“Die Tech-Industrie hat das Connected Car längst als neues Device für eigene Services begriffen”, erklärt Berylls-Partner Jan Burgard. Während Autohersteller damit kämpfen, eigene Produkte aufzubauen, beschränke sich die Strategie vieler Tech-Player lediglich darauf, die eigenen Plattformen auf das Fahrzeug auszuweiten. “Auf diese Art und Weise positionieren die großen Tech-Player ein trojanisches Pferd, um die digitale Zukunft der Autoindustrie zu kontrollieren“, so Burgard. Zunächst habe die Entwicklung im Infotainment mit Diensten wie Android Auto, Apple CarPlay und Baidu CarLife begonnen, inzwischen drängen auch KI-basierte Sprachassistenten wie Siri oder Alexa ins Fahrzeug. Im autonomen Fahrzeug könnte sich die Entwicklung nach Ansicht des Experten noch verschärfen, wenn Tech-Player Zugriff auf die elektrischen und elektronischen Komponenten des Fahrzeugs einfordern, die sich derzeit fest in der Hand der Hersteller befinden. Vor diesem Hintergrund sei es verwunderlich, wie bereitwillig die Hersteller Partnerschaften mit den Tech-Riesen eingehen. Allein Google ist laut Berylls mit eigenen Systemen zum Mirroring von Smartphone-Inhalten in 80 Prozent aller verkauften Fahrzeuge vertreten und zementiert die eigene Reichweite mit dem Infotainment-System Android Auto stetig weiter.

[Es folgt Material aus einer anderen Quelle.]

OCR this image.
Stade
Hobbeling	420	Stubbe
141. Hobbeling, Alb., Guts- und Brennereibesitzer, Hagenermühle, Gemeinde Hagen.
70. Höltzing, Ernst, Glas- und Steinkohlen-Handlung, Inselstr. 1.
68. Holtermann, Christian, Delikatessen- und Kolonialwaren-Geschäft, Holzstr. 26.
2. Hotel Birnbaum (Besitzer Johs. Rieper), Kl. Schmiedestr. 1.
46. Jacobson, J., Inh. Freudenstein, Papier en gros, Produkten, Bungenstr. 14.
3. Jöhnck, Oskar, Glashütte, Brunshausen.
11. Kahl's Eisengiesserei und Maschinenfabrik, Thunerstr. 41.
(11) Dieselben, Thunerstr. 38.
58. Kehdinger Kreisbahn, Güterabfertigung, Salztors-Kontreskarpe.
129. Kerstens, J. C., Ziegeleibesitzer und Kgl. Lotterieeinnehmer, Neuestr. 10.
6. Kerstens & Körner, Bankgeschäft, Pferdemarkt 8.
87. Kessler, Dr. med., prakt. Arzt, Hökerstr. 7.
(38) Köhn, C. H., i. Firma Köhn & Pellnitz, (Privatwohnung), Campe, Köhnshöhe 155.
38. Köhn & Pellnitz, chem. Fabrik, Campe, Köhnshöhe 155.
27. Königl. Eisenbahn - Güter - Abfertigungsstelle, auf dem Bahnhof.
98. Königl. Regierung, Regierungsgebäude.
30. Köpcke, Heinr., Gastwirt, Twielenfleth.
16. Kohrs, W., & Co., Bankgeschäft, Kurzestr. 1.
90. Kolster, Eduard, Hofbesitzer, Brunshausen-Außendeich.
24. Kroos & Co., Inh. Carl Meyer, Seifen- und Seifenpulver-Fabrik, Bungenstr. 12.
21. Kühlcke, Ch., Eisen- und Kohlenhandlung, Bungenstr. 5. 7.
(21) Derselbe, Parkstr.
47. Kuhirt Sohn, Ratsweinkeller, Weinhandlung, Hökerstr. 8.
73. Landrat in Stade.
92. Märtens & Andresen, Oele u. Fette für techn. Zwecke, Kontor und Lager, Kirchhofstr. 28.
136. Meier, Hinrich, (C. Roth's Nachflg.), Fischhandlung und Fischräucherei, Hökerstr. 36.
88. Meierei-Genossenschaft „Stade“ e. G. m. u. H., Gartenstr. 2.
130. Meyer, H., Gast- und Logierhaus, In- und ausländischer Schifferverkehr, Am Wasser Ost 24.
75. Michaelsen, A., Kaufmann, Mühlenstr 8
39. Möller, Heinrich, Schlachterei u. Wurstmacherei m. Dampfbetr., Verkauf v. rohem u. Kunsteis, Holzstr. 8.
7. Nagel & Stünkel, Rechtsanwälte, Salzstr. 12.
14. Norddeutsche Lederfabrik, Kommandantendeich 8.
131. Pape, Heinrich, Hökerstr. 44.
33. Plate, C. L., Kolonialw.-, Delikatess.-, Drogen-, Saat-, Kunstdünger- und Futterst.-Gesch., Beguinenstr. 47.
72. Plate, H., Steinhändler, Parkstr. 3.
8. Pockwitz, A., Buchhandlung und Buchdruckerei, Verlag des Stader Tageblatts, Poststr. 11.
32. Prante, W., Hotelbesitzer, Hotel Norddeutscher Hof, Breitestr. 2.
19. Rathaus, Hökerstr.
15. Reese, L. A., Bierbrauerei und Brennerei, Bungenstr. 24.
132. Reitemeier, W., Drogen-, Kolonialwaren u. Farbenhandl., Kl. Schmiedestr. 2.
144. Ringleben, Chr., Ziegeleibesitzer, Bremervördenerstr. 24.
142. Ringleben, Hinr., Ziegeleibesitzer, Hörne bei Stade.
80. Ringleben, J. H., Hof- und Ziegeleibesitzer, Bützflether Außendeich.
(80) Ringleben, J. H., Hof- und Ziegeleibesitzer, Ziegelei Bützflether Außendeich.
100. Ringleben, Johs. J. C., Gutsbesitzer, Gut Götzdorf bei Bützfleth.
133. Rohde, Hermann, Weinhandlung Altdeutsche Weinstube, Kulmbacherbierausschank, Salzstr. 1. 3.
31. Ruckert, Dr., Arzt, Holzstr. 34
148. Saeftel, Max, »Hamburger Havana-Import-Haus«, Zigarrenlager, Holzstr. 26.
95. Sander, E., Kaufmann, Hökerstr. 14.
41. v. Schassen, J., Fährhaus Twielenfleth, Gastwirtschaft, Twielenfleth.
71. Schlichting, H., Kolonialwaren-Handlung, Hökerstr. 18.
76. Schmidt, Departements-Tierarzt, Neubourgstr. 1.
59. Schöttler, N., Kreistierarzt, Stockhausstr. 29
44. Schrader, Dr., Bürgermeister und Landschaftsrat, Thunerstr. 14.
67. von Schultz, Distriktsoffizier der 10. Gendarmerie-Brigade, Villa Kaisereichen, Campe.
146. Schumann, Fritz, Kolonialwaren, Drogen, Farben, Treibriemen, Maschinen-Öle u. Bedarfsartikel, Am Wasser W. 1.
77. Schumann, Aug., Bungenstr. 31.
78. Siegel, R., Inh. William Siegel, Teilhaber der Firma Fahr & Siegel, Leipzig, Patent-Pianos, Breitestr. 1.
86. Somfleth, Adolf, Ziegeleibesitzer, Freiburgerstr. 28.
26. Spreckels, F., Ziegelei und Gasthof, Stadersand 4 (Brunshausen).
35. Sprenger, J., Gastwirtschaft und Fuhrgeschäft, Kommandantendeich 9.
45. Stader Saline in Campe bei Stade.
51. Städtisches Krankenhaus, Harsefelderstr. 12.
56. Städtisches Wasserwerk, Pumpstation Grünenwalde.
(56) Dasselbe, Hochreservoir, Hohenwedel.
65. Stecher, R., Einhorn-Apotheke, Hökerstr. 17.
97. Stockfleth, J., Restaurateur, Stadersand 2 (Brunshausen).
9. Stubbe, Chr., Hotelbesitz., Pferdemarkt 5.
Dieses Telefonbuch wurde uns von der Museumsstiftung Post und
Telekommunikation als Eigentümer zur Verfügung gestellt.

Um der Vorherrschaft von Big Tech entgegenzutreten, existieren der Berylls-Analyse zufolge derzeit drei Ansätze: Während Unternehmen wie GM oder Renault-Nissan-Mitsubishi sich weitestgehend auf Kooperationen verlassen, seien Hersteller wie Volkswagen eher geneigt, große Summen in den Aufbau eigener Software und Betriebssysteme zu investieren. Darüber hinaus setzen zahlreiche Automotive-Unternehmen auf industrieweite Standards: Etwa im Rahmen der Genivi-Allianz, in der gemeinschaftlich Systeme auf Open Source-Basis entwickelt werden.
Mit einigen Ausnahmen liegen, so die Berylls-Experten, Connectivity-Dienste im Fahrzeug in Sachen Performance und Customer Experience hinter entsprechenden Services auf dem Smartphone zurück. Für die Autohersteller sei zudem problematisch, dass kein OEM derzeit eine globale, skalierbare Plattform für Connectivity-Dienste im eigenen Portfolio habe. Stattdessen gelte es vielenorts, verschiedene Software-Versionen, sowie Infotainment-Varianten und -Generationen zu managen. Die Lösung für dieses Dilemma seien, so die Experten, standardisierte Betriebssysteme im Fahrzeug, die über flexible Interfaces mit einer Vielzahl anderer Content Provider und verschiedenen Inhalten verbunden werden können.
Entsprechende Ökosysteme könnten sich auch beim Thema Monetarisierung bezahlt machen. Denn: Viele Connectivity-Services der letzten fünf bis zehn Jahre seien derzeit nicht oder nur minimal profitabel, heißt es in der Berylls-Untersuchung. Stattdessen finde meist eine Quersubventionierung aus dem Verkauf der Infotainment- oder Navigations-Hardware statt. Durch einen Fokus auf den Kundennutzen sei jedoch eine deutlich höhere Zahlungsbereitschaft zu erreichen – Dies hänge jedoch davon ab, ob es den Autoherstellern gelingt, sich nach Vorbild der Tech-Industrie als Mittelsmann zwischen dem Fahrer, dem Fahrzeug und Drittanbietern zu positionieren.